Cincinnati taps CAF USA for streetcar order

Written by Douglas John Bowen

Cincinnati has selected CAF USA to provide five streetcars for the city's streetcar line, under construction since a Feb. 17 groundbreaking ceremony.

Mayor Mark Mallory made the announcement Tuesday night during his State of the City address. Mallory has been a consistent and staunch supporter of the project, which has been targeted by local anti-rail partisans and spurned by Ohio Gov. John Kasich.

The Cincinnati Streetcar website Wednesday noted, “The City will now enter into contract negotiations with CAF USA, the next step toward a formal contract award and Notice to Proceed.”

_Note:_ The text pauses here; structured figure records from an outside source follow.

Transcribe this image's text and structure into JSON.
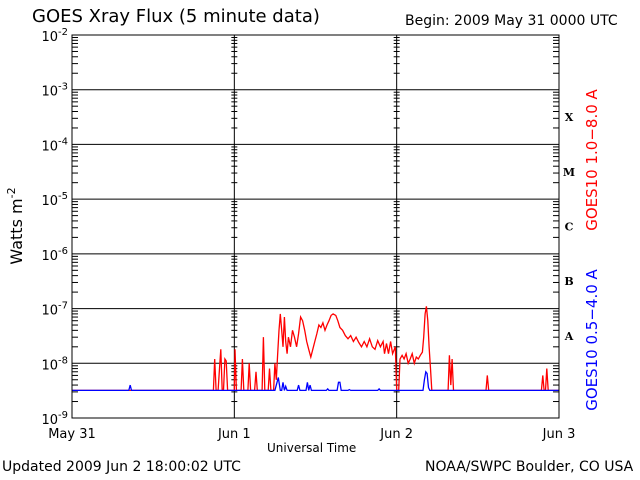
{
  "header": {
    "title": "GOES Xray Flux (5 minute data)",
    "begin": "Begin:  2009 May 31 0000 UTC"
  },
  "footer": {
    "updated": "Updated 2009 Jun  2 18:00:02 UTC",
    "credit": "NOAA/SWPC Boulder, CO USA"
  },
  "chart_data": {
    "type": "line",
    "title": "GOES Xray Flux (5 minute data)",
    "xlabel": "Universal Time",
    "ylabel": "Watts m-2",
    "yscale": "log",
    "ylim": [
      1e-09,
      0.01
    ],
    "xlim": [
      0,
      72
    ],
    "x_unit": "hours since 2009 May 31 0000 UTC",
    "x_ticks": [
      {
        "x": 0,
        "label": "May 31"
      },
      {
        "x": 24,
        "label": "Jun 1"
      },
      {
        "x": 48,
        "label": "Jun 2"
      },
      {
        "x": 72,
        "label": "Jun 3"
      }
    ],
    "y_ticks": [
      {
        "y": 1e-09,
        "base": "10",
        "exp": "-9"
      },
      {
        "y": 1e-08,
        "base": "10",
        "exp": "-8"
      },
      {
        "y": 1e-07,
        "base": "10",
        "exp": "-7"
      },
      {
        "y": 1e-06,
        "base": "10",
        "exp": "-6"
      },
      {
        "y": 1e-05,
        "base": "10",
        "exp": "-5"
      },
      {
        "y": 0.0001,
        "base": "10",
        "exp": "-4"
      },
      {
        "y": 0.001,
        "base": "10",
        "exp": "-3"
      },
      {
        "y": 0.01,
        "base": "10",
        "exp": "-2"
      }
    ],
    "flare_classes": [
      {
        "label": "A",
        "y_band": [
          1e-08,
          1e-07
        ]
      },
      {
        "label": "B",
        "y_band": [
          1e-07,
          1e-06
        ]
      },
      {
        "label": "C",
        "y_band": [
          1e-06,
          1e-05
        ]
      },
      {
        "label": "M",
        "y_band": [
          1e-05,
          0.0001
        ]
      },
      {
        "label": "X",
        "y_band": [
          0.0001,
          0.001
        ]
      }
    ],
    "grid": "horizontal lines at each decade",
    "series": [
      {
        "name": "GOES10 1.0-8.0 A",
        "color": "#ff0000",
        "points": [
          [
            0,
            3.2e-09
          ],
          [
            20.9,
            3.2e-09
          ],
          [
            21.1,
            1.2e-08
          ],
          [
            21.3,
            3.2e-09
          ],
          [
            21.6,
            3.2e-09
          ],
          [
            21.8,
            8e-09
          ],
          [
            22,
            1.8e-08
          ],
          [
            22.2,
            3.2e-09
          ],
          [
            22.4,
            3.2e-09
          ],
          [
            22.6,
            1.2e-08
          ],
          [
            22.8,
            1.1e-08
          ],
          [
            23,
            3.2e-09
          ],
          [
            24,
            3.2e-09
          ],
          [
            24.1,
            1.8e-08
          ],
          [
            24.3,
            3.2e-09
          ],
          [
            25,
            3.2e-09
          ],
          [
            25.2,
            1.2e-08
          ],
          [
            25.4,
            3.2e-09
          ],
          [
            26,
            3.2e-09
          ],
          [
            26.2,
            1e-08
          ],
          [
            26.4,
            3.2e-09
          ],
          [
            27,
            3.2e-09
          ],
          [
            27.2,
            7e-09
          ],
          [
            27.4,
            3.2e-09
          ],
          [
            28.1,
            3.2e-09
          ],
          [
            28.3,
            3e-08
          ],
          [
            28.5,
            3.2e-09
          ],
          [
            29,
            3.2e-09
          ],
          [
            29.2,
            8e-09
          ],
          [
            29.4,
            3.2e-09
          ],
          [
            29.8,
            3.2e-09
          ],
          [
            30,
            1e-08
          ],
          [
            30.2,
            5e-09
          ],
          [
            30.4,
            1.4e-08
          ],
          [
            30.6,
            4e-08
          ],
          [
            30.8,
            8e-08
          ],
          [
            31,
            4e-08
          ],
          [
            31.2,
            2e-08
          ],
          [
            31.4,
            7e-08
          ],
          [
            31.6,
            2.5e-08
          ],
          [
            31.8,
            1.5e-08
          ],
          [
            32,
            3e-08
          ],
          [
            32.3,
            2e-08
          ],
          [
            32.6,
            4e-08
          ],
          [
            32.9,
            3e-08
          ],
          [
            33.2,
            2e-08
          ],
          [
            33.5,
            3.5e-08
          ],
          [
            33.8,
            7e-08
          ],
          [
            34.1,
            6e-08
          ],
          [
            34.4,
            4e-08
          ],
          [
            34.7,
            2.5e-08
          ],
          [
            35,
            1.8e-08
          ],
          [
            35.3,
            1.3e-08
          ],
          [
            35.6,
            1.8e-08
          ],
          [
            35.9,
            2.5e-08
          ],
          [
            36.2,
            3.5e-08
          ],
          [
            36.5,
            5e-08
          ],
          [
            36.8,
            4.5e-08
          ],
          [
            37.1,
            5.5e-08
          ],
          [
            37.4,
            4e-08
          ],
          [
            37.7,
            5e-08
          ],
          [
            38,
            6e-08
          ],
          [
            38.3,
            7.5e-08
          ],
          [
            38.6,
            8e-08
          ],
          [
            39,
            7.5e-08
          ],
          [
            39.3,
            6e-08
          ],
          [
            39.6,
            4.5e-08
          ],
          [
            40,
            4e-08
          ],
          [
            40.4,
            3.2e-08
          ],
          [
            40.8,
            2.8e-08
          ],
          [
            41.2,
            3.2e-08
          ],
          [
            41.6,
            2.5e-08
          ],
          [
            42,
            3e-08
          ],
          [
            42.4,
            2.4e-08
          ],
          [
            42.8,
            2e-08
          ],
          [
            43.2,
            2.5e-08
          ],
          [
            43.6,
            2e-08
          ],
          [
            44,
            2.8e-08
          ],
          [
            44.4,
            2e-08
          ],
          [
            44.8,
            1.8e-08
          ],
          [
            45.2,
            2.6e-08
          ],
          [
            45.6,
            2e-08
          ],
          [
            46,
            2.5e-08
          ],
          [
            46.2,
            1.5e-08
          ],
          [
            46.5,
            2.3e-08
          ],
          [
            46.8,
            1.5e-08
          ],
          [
            47.1,
            2.5e-08
          ],
          [
            47.4,
            1.5e-08
          ],
          [
            47.8,
            2e-08
          ],
          [
            48,
            3.2e-09
          ],
          [
            48.3,
            3.2e-09
          ],
          [
            48.5,
            1.2e-08
          ],
          [
            48.8,
            1.4e-08
          ],
          [
            49.1,
            1.2e-08
          ],
          [
            49.4,
            1.5e-08
          ],
          [
            49.7,
            1e-08
          ],
          [
            50,
            1.2e-08
          ],
          [
            50.3,
            1.5e-08
          ],
          [
            50.6,
            1e-08
          ],
          [
            50.9,
            1.3e-08
          ],
          [
            51.2,
            1.2e-08
          ],
          [
            51.5,
            1.4e-08
          ],
          [
            51.8,
            1.6e-08
          ],
          [
            52,
            3e-08
          ],
          [
            52.2,
            8e-08
          ],
          [
            52.4,
            1.1e-07
          ],
          [
            52.6,
            6e-08
          ],
          [
            52.8,
            2e-08
          ],
          [
            53,
            8e-09
          ],
          [
            53.2,
            3.2e-09
          ],
          [
            55.6,
            3.2e-09
          ],
          [
            55.8,
            1.4e-08
          ],
          [
            56,
            4e-09
          ],
          [
            56.2,
            1.2e-08
          ],
          [
            56.4,
            3.2e-09
          ],
          [
            61.2,
            3.2e-09
          ],
          [
            61.4,
            6e-09
          ],
          [
            61.6,
            3.2e-09
          ],
          [
            69.4,
            3.2e-09
          ],
          [
            69.6,
            6e-09
          ],
          [
            69.8,
            3.2e-09
          ],
          [
            70,
            3.2e-09
          ],
          [
            70.2,
            8e-09
          ],
          [
            70.4,
            3.2e-09
          ],
          [
            72,
            3.2e-09
          ]
        ]
      },
      {
        "name": "GOES10 0.5-4.0 A",
        "color": "#0000ff",
        "points": [
          [
            0,
            3.2e-09
          ],
          [
            8.4,
            3.2e-09
          ],
          [
            8.6,
            4e-09
          ],
          [
            8.8,
            3.2e-09
          ],
          [
            30,
            3.2e-09
          ],
          [
            30.5,
            5.5e-09
          ],
          [
            30.8,
            3.2e-09
          ],
          [
            31,
            3.2e-09
          ],
          [
            31.2,
            4.5e-09
          ],
          [
            31.4,
            3.2e-09
          ],
          [
            31.6,
            3.8e-09
          ],
          [
            31.8,
            3.2e-09
          ],
          [
            33.3,
            3.2e-09
          ],
          [
            33.5,
            4e-09
          ],
          [
            33.7,
            3.2e-09
          ],
          [
            34.6,
            3.2e-09
          ],
          [
            34.8,
            4.5e-09
          ],
          [
            35,
            3.2e-09
          ],
          [
            35.2,
            4e-09
          ],
          [
            35.4,
            3.2e-09
          ],
          [
            37.6,
            3.2e-09
          ],
          [
            37.8,
            3.4e-09
          ],
          [
            38,
            3.2e-09
          ],
          [
            39.2,
            3.2e-09
          ],
          [
            39.4,
            4.5e-09
          ],
          [
            39.6,
            4.5e-09
          ],
          [
            39.8,
            3.2e-09
          ],
          [
            40.8,
            3.2e-09
          ],
          [
            41,
            3.3e-09
          ],
          [
            41.2,
            3.2e-09
          ],
          [
            45.2,
            3.2e-09
          ],
          [
            45.4,
            3.4e-09
          ],
          [
            45.6,
            3.2e-09
          ],
          [
            51.9,
            3.2e-09
          ],
          [
            52.1,
            5e-09
          ],
          [
            52.3,
            7e-09
          ],
          [
            52.5,
            6.5e-09
          ],
          [
            52.7,
            3.6e-09
          ],
          [
            52.9,
            3.2e-09
          ],
          [
            72,
            3.2e-09
          ]
        ]
      }
    ]
  }
}
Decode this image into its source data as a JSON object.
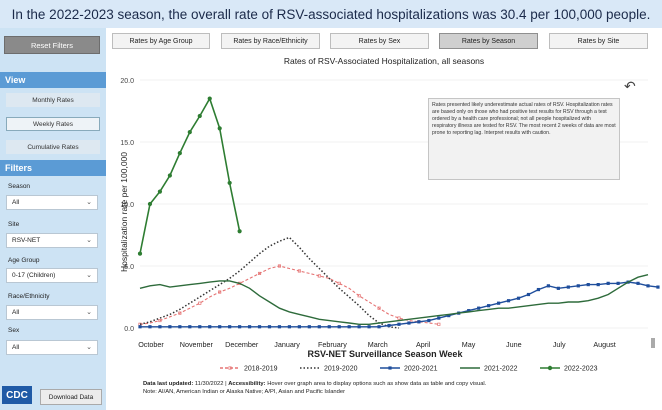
{
  "banner": {
    "text": "In the 2022-2023 season, the overall rate of RSV-associated hospitalizations was 30.4 per 100,000 people."
  },
  "sidebar": {
    "reset_label": "Reset Filters",
    "view_header": "View",
    "views": [
      "Monthly Rates",
      "Weekly Rates",
      "Cumulative Rates"
    ],
    "filters_header": "Filters",
    "filters": [
      {
        "label": "Season",
        "value": "All"
      },
      {
        "label": "Site",
        "value": "RSV-NET"
      },
      {
        "label": "Age Group",
        "value": "0-17 (Children)"
      },
      {
        "label": "Race/Ethnicity",
        "value": "All"
      },
      {
        "label": "Sex",
        "value": "All"
      }
    ],
    "logo_text": "CDC",
    "download_label": "Download Data"
  },
  "tabs": [
    "Rates by Age Group",
    "Rates by Race/Ethnicity",
    "Rates by Sex",
    "Rates by Season",
    "Rates by Site"
  ],
  "active_tab": "Rates by Season",
  "note": "Rates presented likely underestimate actual rates of RSV. Hospitalization rates are based only on those who had positive test results for RSV through a test ordered by a health care professional; not all people hospitalized with respiratory illness are tested for RSV. The most recent 2 weeks of data are most prone to reporting lag. Interpret results with caution.",
  "footer": {
    "updated_label": "Data last updated:",
    "updated_value": "11/30/2022",
    "accessibility_label": "Accessibility:",
    "accessibility_text": "Hover over graph area to display options such as show data as table and copy visual.",
    "note_line": "Note: AI/AN, American Indian or Alaska Native; A/PI, Asian and Pacific Islander"
  },
  "chart_data": {
    "type": "line",
    "title": "Rates of RSV-Associated Hospitalization, all seasons",
    "xlabel": "RSV-NET Surveillance Season Week",
    "ylabel": "Hospitalization rate per 100,000",
    "ylim": [
      0,
      20
    ],
    "yticks": [
      "0.0",
      "5.0",
      "10.0",
      "15.0",
      "20.0"
    ],
    "month_ticks": [
      "October",
      "November",
      "December",
      "January",
      "February",
      "March",
      "April",
      "May",
      "June",
      "July",
      "August"
    ],
    "x_weeks": 52,
    "legend_position": "bottom",
    "series": [
      {
        "name": "2018-2019",
        "color": "#e57373",
        "style": "dash-dot-marker",
        "values": [
          0.3,
          0.4,
          0.6,
          0.9,
          1.2,
          1.6,
          2.0,
          2.5,
          2.9,
          3.2,
          3.6,
          4.0,
          4.4,
          4.8,
          5.0,
          4.8,
          4.6,
          4.4,
          4.2,
          4.0,
          3.6,
          3.2,
          2.6,
          2.1,
          1.6,
          1.1,
          0.8,
          0.6,
          0.5,
          0.4,
          0.3
        ]
      },
      {
        "name": "2019-2020",
        "color": "#333333",
        "style": "dotted",
        "values": [
          0.3,
          0.5,
          0.8,
          1.1,
          1.5,
          2.0,
          2.5,
          3.0,
          3.5,
          4.0,
          4.6,
          5.3,
          6.0,
          6.6,
          7.0,
          7.3,
          6.5,
          5.6,
          4.8,
          4.0,
          3.2,
          2.5,
          1.8,
          1.0,
          0.4,
          0.1,
          0.0
        ]
      },
      {
        "name": "2020-2021",
        "color": "#1f4e9c",
        "style": "square-marker",
        "values": [
          0.1,
          0.1,
          0.1,
          0.1,
          0.1,
          0.1,
          0.1,
          0.1,
          0.1,
          0.1,
          0.1,
          0.1,
          0.1,
          0.1,
          0.1,
          0.1,
          0.1,
          0.1,
          0.1,
          0.1,
          0.1,
          0.1,
          0.1,
          0.1,
          0.1,
          0.2,
          0.3,
          0.4,
          0.5,
          0.6,
          0.8,
          1.0,
          1.2,
          1.4,
          1.6,
          1.8,
          2.0,
          2.2,
          2.4,
          2.7,
          3.1,
          3.4,
          3.2,
          3.3,
          3.4,
          3.5,
          3.5,
          3.6,
          3.6,
          3.7,
          3.6,
          3.4,
          3.3
        ]
      },
      {
        "name": "2021-2022",
        "color": "#2e6b3b",
        "style": "solid",
        "values": [
          3.2,
          3.4,
          3.5,
          3.3,
          3.4,
          3.5,
          3.6,
          3.7,
          3.8,
          3.8,
          3.6,
          3.2,
          2.6,
          2.1,
          1.6,
          1.3,
          1.1,
          0.9,
          0.7,
          0.6,
          0.5,
          0.4,
          0.3,
          0.3,
          0.4,
          0.5,
          0.6,
          0.7,
          0.8,
          0.9,
          1.0,
          1.1,
          1.2,
          1.3,
          1.4,
          1.5,
          1.6,
          1.6,
          1.7,
          1.8,
          1.9,
          2.0,
          2.0,
          2.1,
          2.1,
          2.2,
          2.4,
          2.7,
          3.2,
          3.7,
          4.1,
          4.3
        ]
      },
      {
        "name": "2022-2023",
        "color": "#2e7d32",
        "style": "circle-marker",
        "values": [
          6.0,
          10.0,
          11.0,
          12.3,
          14.1,
          15.8,
          17.1,
          18.5,
          16.1,
          11.7,
          7.8
        ]
      }
    ]
  }
}
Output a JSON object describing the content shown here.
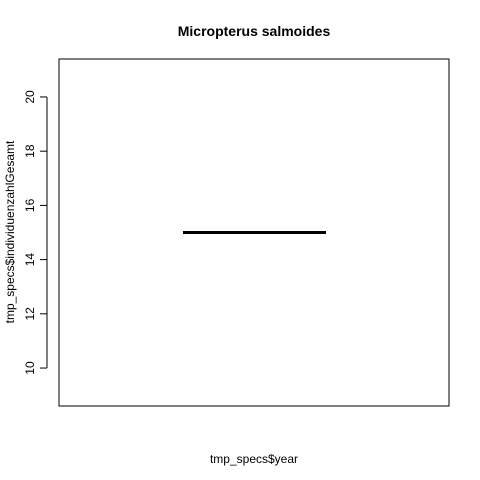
{
  "chart_data": {
    "type": "line",
    "title": "Micropterus salmoides",
    "xlabel": "tmp_specs$year",
    "ylabel": "tmp_specs$individuenzahlGesamt",
    "ylim": [
      8.6,
      21.4
    ],
    "y_ticks": [
      "10",
      "12",
      "14",
      "16",
      "18",
      "20"
    ],
    "x_ticks_visible": false,
    "series": [
      {
        "x": [
          0,
          1
        ],
        "y": [
          15,
          15
        ],
        "color": "#000000"
      }
    ]
  }
}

CAF was chosen over several other competitors responding to an earlier Request for Proposals; among the other vendors was Clackamas, Ore.-based United Streetcar, LLC, which won a “do-over” earlier this week for a two-car order by Washington, D.C.

An industry source told Railway Age early Wednesday that once a contract was signed, CAF USA, the U.S. subsidiary of Besain, Spain-based Constucciones y Auxiliar de Ferrocarriles, would assemble the streetcars at its facility in Elmira, N.Y. Later on Wednesday, while issuing a press release affirming CAF USA’s selection, the city offered some details for streetcar design, including motive power, explaining some of the reasoning behind its choice of vendor.

The city’s press release said, in part, “The vehicle offered by CAF USA is a conventionally-powered vehicle with a 100% low-floor design. While the City’s RFP process included the ability for vendors to propose conventionally powered ‘on-wire’ vehicles as well as ‘off-wire’ technology, the ‘off-wire’ technology was higher priced and determined to have limited applicability, given the topography of Cincinnati’s first streetcar route.”

Phase I of the Cincinnati Streetcar will run on a 4.9-mile loop covering 18 stops, linking the city’s largest employment centers, Downtown and Uptown, and the Over-the-Rhine neighborhood.